Honestly of the maintainers imagico is the one I'd say is impossible to reason with.




Oh absolutely. I have given up on engaging with him, it is pointless (I am jdhoek on GitHub, and have contributed various commits to Carto in the past).

While I can understand that being a maintainer for a project like Carto can be taxing due to the high amount of feature requests which are often not suitable for the general purpose map, lack usage, or are otherwise unclear in their definition, I find that the way Carto has been maintained for the past few years has been harmful to the OpenStreetMap project in general.

I think Christopher Hormann (imagico), despite his contributions in the past, is actively harming OpenStreetMap with his maintainership and (lack of) actions. Although to be fair the OpenStreetMap Foundation shares some of the blame here by shrugging 'not our problem' when the state of the default layer on openstreetmap.org is, repeatedly, pointed out, and letting this state of affairs persist. The typical response of 'Oh, OpenStreetMap is a do-ocracy, haha, if you want to change this, just create your own layer!' does not befit a project which has achieved so much as OpenStreetMap.
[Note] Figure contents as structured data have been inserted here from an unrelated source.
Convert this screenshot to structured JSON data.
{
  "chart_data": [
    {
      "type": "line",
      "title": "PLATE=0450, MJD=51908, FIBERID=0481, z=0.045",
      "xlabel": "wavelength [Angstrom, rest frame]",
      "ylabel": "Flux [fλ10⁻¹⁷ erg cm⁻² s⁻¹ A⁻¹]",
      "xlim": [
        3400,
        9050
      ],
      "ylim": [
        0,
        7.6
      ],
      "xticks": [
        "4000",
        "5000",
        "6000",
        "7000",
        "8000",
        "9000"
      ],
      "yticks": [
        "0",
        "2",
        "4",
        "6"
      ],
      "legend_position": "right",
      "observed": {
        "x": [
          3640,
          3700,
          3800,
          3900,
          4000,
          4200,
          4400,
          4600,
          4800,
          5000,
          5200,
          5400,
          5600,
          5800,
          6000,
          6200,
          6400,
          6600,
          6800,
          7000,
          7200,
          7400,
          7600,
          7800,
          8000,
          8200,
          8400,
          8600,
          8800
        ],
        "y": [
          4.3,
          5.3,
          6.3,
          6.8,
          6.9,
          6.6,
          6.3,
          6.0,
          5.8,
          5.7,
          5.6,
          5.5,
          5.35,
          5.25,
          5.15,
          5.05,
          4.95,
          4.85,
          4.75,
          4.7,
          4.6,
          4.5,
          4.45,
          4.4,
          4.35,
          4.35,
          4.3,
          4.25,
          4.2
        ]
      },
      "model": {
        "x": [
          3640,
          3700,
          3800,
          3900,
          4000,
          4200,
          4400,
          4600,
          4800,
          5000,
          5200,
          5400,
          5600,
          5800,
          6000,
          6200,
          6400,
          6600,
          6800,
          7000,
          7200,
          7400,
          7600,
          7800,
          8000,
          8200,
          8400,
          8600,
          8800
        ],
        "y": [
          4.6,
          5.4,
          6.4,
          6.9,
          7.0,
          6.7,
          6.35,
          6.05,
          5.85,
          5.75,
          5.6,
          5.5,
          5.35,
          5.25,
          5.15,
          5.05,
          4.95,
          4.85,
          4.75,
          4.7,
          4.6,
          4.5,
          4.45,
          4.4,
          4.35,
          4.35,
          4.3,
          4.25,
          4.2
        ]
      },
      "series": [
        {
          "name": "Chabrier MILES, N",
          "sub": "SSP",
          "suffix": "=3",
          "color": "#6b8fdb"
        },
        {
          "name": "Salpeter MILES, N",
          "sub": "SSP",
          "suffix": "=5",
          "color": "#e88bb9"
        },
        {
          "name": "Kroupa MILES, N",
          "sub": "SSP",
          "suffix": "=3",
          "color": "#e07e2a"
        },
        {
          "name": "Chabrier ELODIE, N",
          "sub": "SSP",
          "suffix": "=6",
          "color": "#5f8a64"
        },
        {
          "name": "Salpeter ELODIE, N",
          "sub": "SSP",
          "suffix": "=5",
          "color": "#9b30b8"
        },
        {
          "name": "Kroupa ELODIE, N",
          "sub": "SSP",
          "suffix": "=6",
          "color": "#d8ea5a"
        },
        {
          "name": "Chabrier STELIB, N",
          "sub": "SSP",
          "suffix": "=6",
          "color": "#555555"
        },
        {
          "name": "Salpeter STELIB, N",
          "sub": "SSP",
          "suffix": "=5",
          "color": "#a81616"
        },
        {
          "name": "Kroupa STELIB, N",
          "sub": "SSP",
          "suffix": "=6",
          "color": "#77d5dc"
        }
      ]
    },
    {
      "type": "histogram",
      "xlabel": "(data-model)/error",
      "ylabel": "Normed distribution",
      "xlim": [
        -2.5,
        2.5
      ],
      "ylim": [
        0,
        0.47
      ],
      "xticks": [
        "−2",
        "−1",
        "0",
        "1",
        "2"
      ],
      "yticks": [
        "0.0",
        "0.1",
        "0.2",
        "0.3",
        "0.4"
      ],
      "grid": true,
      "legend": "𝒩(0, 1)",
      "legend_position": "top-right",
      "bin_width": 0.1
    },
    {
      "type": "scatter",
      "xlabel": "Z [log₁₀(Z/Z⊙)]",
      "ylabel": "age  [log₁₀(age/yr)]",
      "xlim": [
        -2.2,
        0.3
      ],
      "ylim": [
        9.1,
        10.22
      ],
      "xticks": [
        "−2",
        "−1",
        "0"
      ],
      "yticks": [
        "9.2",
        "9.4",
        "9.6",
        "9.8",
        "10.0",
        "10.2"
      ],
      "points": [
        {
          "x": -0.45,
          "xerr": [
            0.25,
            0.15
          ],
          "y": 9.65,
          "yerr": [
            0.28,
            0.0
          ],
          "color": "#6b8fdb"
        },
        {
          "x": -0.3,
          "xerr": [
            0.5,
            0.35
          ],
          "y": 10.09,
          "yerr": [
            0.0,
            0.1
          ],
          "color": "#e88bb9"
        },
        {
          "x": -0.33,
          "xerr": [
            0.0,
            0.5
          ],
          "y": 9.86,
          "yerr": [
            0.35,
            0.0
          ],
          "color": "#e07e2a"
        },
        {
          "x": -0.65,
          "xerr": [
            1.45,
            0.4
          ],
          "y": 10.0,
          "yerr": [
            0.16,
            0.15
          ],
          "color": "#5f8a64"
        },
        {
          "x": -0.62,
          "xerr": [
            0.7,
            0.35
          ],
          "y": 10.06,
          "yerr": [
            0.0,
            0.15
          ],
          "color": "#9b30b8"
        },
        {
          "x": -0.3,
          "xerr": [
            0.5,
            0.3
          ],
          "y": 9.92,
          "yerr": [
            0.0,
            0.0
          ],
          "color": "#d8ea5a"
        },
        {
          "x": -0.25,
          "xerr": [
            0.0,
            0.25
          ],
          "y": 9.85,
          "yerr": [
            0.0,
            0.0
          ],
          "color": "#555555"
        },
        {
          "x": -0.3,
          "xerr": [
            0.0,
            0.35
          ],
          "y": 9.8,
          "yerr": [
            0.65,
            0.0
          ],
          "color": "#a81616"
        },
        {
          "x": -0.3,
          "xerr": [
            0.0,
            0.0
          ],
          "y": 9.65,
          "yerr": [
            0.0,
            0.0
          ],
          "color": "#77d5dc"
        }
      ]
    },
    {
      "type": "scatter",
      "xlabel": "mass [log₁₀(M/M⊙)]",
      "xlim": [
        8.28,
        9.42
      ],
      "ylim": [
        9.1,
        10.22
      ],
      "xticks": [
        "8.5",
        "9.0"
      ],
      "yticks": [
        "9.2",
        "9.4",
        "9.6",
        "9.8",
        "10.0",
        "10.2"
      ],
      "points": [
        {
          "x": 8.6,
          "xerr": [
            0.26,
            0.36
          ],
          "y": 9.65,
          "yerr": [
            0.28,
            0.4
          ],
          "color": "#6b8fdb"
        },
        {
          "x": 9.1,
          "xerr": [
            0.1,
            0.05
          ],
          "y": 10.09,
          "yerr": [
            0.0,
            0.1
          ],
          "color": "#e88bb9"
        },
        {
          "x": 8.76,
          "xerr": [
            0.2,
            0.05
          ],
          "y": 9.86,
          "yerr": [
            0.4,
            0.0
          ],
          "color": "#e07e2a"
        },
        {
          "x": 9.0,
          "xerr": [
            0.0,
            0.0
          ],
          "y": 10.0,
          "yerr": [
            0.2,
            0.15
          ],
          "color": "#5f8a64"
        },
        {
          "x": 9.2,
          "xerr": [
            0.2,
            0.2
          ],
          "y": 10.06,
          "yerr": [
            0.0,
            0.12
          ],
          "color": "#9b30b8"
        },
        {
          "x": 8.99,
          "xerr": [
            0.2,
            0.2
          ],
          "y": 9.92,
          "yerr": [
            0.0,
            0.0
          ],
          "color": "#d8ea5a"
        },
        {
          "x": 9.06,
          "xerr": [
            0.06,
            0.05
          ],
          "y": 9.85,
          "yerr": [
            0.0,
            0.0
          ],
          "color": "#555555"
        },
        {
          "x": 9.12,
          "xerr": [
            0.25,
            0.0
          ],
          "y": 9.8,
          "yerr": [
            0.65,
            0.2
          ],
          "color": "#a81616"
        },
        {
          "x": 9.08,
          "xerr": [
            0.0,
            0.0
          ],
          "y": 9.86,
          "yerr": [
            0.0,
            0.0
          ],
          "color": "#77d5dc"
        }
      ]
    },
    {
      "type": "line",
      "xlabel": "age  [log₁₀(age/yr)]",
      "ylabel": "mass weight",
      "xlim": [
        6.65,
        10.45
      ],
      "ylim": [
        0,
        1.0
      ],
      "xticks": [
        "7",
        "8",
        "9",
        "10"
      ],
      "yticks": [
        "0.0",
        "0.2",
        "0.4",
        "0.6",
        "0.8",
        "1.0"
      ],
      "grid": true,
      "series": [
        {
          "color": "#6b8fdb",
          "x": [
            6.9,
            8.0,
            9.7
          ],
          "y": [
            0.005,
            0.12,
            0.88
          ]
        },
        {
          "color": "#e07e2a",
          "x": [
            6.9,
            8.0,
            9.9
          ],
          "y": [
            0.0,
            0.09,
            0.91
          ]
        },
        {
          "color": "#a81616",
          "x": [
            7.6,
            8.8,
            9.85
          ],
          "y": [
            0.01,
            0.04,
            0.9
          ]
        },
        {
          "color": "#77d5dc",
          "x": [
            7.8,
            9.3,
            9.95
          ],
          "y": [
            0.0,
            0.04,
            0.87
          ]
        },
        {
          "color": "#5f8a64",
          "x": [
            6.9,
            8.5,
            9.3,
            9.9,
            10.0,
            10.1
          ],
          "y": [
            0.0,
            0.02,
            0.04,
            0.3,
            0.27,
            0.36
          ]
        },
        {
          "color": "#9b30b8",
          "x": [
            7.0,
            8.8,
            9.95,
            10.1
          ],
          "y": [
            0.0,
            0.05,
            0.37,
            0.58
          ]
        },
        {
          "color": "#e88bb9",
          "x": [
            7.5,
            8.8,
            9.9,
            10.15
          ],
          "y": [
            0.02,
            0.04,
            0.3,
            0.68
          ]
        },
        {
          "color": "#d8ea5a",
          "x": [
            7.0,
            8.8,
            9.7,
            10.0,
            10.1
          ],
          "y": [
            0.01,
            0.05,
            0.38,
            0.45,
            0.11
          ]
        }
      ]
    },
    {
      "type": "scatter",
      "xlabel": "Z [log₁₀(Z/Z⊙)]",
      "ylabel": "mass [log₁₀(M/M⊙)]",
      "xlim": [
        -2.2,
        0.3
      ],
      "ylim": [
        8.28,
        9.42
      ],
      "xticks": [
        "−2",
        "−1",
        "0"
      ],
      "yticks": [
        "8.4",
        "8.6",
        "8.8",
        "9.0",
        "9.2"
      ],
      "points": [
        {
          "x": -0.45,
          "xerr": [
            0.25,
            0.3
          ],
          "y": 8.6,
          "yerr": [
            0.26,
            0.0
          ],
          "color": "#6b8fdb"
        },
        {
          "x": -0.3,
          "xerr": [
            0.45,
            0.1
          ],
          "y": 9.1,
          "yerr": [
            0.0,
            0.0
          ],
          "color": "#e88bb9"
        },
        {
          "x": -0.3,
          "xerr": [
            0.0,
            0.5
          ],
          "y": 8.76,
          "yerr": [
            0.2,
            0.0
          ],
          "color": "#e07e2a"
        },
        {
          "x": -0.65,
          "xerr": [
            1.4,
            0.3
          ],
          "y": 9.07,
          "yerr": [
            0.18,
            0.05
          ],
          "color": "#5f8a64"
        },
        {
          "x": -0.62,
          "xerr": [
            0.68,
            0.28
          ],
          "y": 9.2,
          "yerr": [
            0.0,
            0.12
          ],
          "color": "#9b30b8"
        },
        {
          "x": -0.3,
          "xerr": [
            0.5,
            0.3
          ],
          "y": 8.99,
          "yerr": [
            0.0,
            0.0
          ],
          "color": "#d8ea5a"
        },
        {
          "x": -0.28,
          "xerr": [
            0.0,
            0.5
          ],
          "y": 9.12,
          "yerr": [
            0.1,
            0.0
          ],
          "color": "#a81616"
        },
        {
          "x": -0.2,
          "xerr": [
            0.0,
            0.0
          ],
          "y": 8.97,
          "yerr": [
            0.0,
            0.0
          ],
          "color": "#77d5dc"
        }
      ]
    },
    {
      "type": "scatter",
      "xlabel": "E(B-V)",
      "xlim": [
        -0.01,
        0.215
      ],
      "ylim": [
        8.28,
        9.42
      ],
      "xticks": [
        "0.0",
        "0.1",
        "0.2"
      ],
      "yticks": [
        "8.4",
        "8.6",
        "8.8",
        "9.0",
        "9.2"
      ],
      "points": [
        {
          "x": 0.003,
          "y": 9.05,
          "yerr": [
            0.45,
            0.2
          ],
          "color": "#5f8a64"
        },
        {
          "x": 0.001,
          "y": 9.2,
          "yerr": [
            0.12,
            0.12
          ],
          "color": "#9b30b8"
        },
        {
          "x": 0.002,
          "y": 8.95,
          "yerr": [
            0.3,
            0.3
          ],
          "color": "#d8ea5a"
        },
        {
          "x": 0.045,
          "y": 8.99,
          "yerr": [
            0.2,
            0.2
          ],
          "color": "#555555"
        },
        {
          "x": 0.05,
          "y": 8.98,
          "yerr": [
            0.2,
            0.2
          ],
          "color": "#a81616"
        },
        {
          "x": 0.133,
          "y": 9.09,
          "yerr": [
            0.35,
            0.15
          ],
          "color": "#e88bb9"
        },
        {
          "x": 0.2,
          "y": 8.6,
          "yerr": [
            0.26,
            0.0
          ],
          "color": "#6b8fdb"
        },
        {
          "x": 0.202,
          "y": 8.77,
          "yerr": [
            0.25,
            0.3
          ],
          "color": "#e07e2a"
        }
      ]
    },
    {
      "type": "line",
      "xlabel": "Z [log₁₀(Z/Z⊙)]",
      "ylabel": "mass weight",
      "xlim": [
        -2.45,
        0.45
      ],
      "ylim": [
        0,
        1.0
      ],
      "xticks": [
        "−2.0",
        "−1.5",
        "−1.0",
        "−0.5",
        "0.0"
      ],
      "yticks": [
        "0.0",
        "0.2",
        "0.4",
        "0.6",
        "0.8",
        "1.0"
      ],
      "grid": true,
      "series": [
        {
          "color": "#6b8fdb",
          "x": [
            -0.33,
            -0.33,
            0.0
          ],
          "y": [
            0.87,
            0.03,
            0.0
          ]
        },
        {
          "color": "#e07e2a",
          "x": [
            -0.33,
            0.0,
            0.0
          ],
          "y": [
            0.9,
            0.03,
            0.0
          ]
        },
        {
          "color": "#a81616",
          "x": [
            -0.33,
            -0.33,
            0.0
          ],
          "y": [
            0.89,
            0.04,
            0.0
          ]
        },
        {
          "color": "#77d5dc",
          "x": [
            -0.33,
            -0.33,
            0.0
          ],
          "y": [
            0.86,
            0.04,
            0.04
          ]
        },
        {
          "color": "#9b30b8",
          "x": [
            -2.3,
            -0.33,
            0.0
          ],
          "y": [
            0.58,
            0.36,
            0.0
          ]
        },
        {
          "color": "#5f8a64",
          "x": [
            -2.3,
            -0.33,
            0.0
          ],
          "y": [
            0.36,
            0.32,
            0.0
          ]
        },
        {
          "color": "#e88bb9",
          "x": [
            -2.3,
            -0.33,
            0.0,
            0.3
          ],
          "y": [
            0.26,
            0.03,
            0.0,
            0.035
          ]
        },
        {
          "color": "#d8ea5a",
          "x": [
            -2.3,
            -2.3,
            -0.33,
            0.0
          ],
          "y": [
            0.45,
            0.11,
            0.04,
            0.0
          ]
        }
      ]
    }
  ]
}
I know nothing about the specific issues here, but as you mentioned do-ocracy: Would it be viable to fork carto and merge the good stuff that has been originally rejected, then asking openstreetmap.org to change their map renderer to the fork? If it's objectively better and has broad community support, that should be in the best interest of OSM.

(once again: very little knowledge of OSM, so maybe that's overly naive)


Absolutely doable but not really worthwhile right now. Vector tiles open up many more possibilities for custom cartography and I have every confidence Paul’s work will live up to this promise. osm-carto is essentially a dead end cartographically and technically.


Possibly, but in reality, not really. Without buy-in from the OSMF (the foundation) this could result in a lot of effort and time ultimately wasted due to overlapping roles of people concerned in the Operations Working Group.

Most people with the knowledge and capacity to do this have spent their energy on other initiatives not hosted directly on openstreetmap.org instead (like OpenStreetMap Americana destined for the US chapter's OSM website), or contributing to OsmAnd or OrganicMaps.


OSMF chairperson here. I share your frustration. This is us doing something about it!